You may still enjoy good coffee in restaurants and I would like to name them. Saravana Bhavan and Sangeetha are examples. Maybe Mathsya (Egmore). There’s a small shop on Elliott’s Beach, Besant Nagar (Adyar Saravana Bakery) that sells cakes and pastries and biscuits but which is best known for filter coffee. It’s so good that it attracts morning walkers and evening strollers, policemen and policewomen, young lovers on motor bikes, and a large team of runners male and female who maintain a monthly account with the shop. The coffee is served in small paper cups, and tastes like what South Indian filter coffee should.
But what about coffee in the homes of Chennai? There are two types of women in Chennai: those who can make good coffee, and those who can’t. At one time, some five per cent of Chennai’s women would fall in Category 1. But today it is no longer five per cent, it is close to zero.
Why do these good women make bad coffee? The main reason, I think, is that it calls for not merely talent but application and time. The women with talent don’t have the time. They are busy running a home, looking after husband and children and perhaps working on a job as well. They have no time for the subtleties of good coffee. As regards the women without talent – without kaimanam, that beautiful Tamil word which literally means ‘fragrant hand’ but actually means a flair for cooking – genuine filter coffee will always be beyond them.
When I sometimes drop in at the homes of friends or relatives, I’m offered the traditional cuppa.
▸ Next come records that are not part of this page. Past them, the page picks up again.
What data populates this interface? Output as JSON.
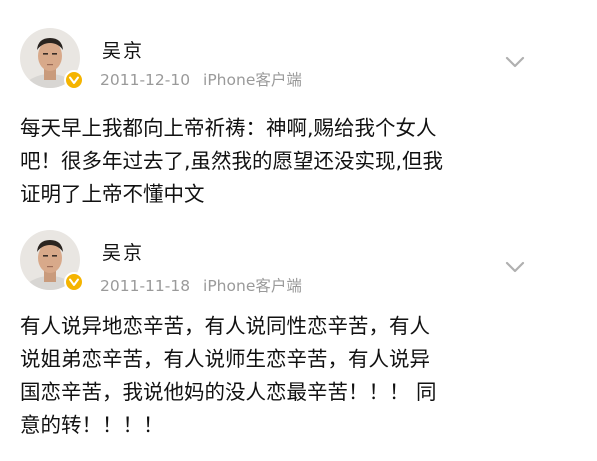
{
  "posts": [
    {
      "author": "吴京",
      "date": "2011-12-10",
      "source": "iPhone客户端",
      "lines": [
        "每天早上我都向上帝祈祷：神啊,赐给我个女人",
        "吧！很多年过去了,虽然我的愿望还没实现,但我",
        "证明了上帝不懂中文"
      ]
    },
    {
      "author": "吴京",
      "date": "2011-11-18",
      "source": "iPhone客户端",
      "lines": [
        "有人说异地恋辛苦，有人说同性恋辛苦，有人",
        "说姐弟恋辛苦，有人说师生恋辛苦，有人说异",
        "国恋辛苦，我说他妈的没人恋最辛苦！！！ 同",
        "意的转！！！！"
      ]
    }
  ],
  "colors": {
    "text": "#111111",
    "meta": "#9a9a9a",
    "badge": "#f5b400",
    "chevron": "#b0b0b0"
  },
  "icons": {
    "avatar": "avatar",
    "badge": "verified-badge-icon",
    "more": "chevron-down-icon"
  }
}
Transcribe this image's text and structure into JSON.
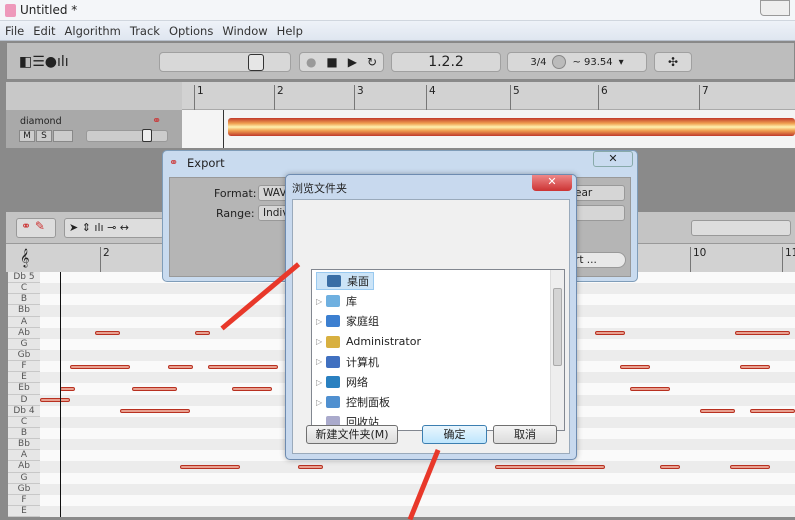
{
  "window": {
    "title": "Untitled *"
  },
  "menu": [
    "File",
    "Edit",
    "Algorithm",
    "Track",
    "Options",
    "Window",
    "Help"
  ],
  "transport": {
    "position": "1.2.2",
    "time_signature": "3/4",
    "tempo": "~ 93.54"
  },
  "arrangement": {
    "ruler": [
      "1",
      "2",
      "3",
      "4",
      "5",
      "6",
      "7"
    ],
    "track_name": "diamond",
    "mute": "M",
    "solo": "S"
  },
  "editor": {
    "ruler": [
      "2",
      "10",
      "11"
    ],
    "pitches": [
      "Db 5",
      "C",
      "B",
      "Bb",
      "A",
      "Ab",
      "G",
      "Gb",
      "F",
      "E",
      "Eb",
      "D",
      "Db 4",
      "C",
      "B",
      "Bb",
      "A",
      "Ab",
      "G",
      "Gb",
      "F",
      "E"
    ]
  },
  "export_dialog": {
    "title": "Export",
    "format_label": "Format:",
    "format_value": "WAV",
    "range_label": "Range:",
    "range_value": "Individ",
    "right_select": "ear",
    "export_button": "rt ..."
  },
  "browse_dialog": {
    "title": "浏览文件夹",
    "items": [
      {
        "label": "桌面",
        "selected": true
      },
      {
        "label": "库"
      },
      {
        "label": "家庭组"
      },
      {
        "label": "Administrator"
      },
      {
        "label": "计算机"
      },
      {
        "label": "网络"
      },
      {
        "label": "控制面板"
      },
      {
        "label": "回收站"
      }
    ],
    "new_folder": "新建文件夹(M)",
    "ok": "确定",
    "cancel": "取消"
  }
}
The husband tells me, “My wife makes such good coffee, you must have it.” I say ‘yes’, and the coffee turns out to be some dreadful concoction. No aroma, no taste, no flavour. I can’t drink more than a few drops. “Why, wasn’t it good?” asks the besotted husband. I lie through my teeth. “No, it’s fine, but I have already had several coffees today.”
Love is blind all right. But love even seems to spoil the taste-buds of smitten husbands. How can they claim that the stuff turned out by their wives is good coffee?
Time was when I thought Chennai and India were blessed – particularly when I was on a trip to the US. This land of cornucopian plenty is very poor in one respect: you can’t find good coffee there for love or money. You come across something called Capppucino – of Italian origin, I’m told, which must surely rank as the vilest concoction in the universe. In fact I would recommend a short trip to the US to cure people of their craze for coffee. I was proud that whatever be India’s or Chennai’s problems, we could make and savour the highest of civilised pleasures, a cup of good coffee, something that was alien to the US.
No longer. Chennai has got Americanised. Good coffee is almost as scarce here as in California or Washington DC.
Here’s an idea. Our newspapers and magazines overflow with news of some smart “start-up” or the other, which our bright young men and women have launched. Why not a start-up to provide and promote good coffee? This is an act of heritage preservation that’s urgent and critical.
The start-up would set up tutorial and demonstration centres for coffee-making, it would bring out a book, it would organise contests and award prizes.
I offer to help this noble cause in a small way – through promotion, maybe even some cash. Any takers?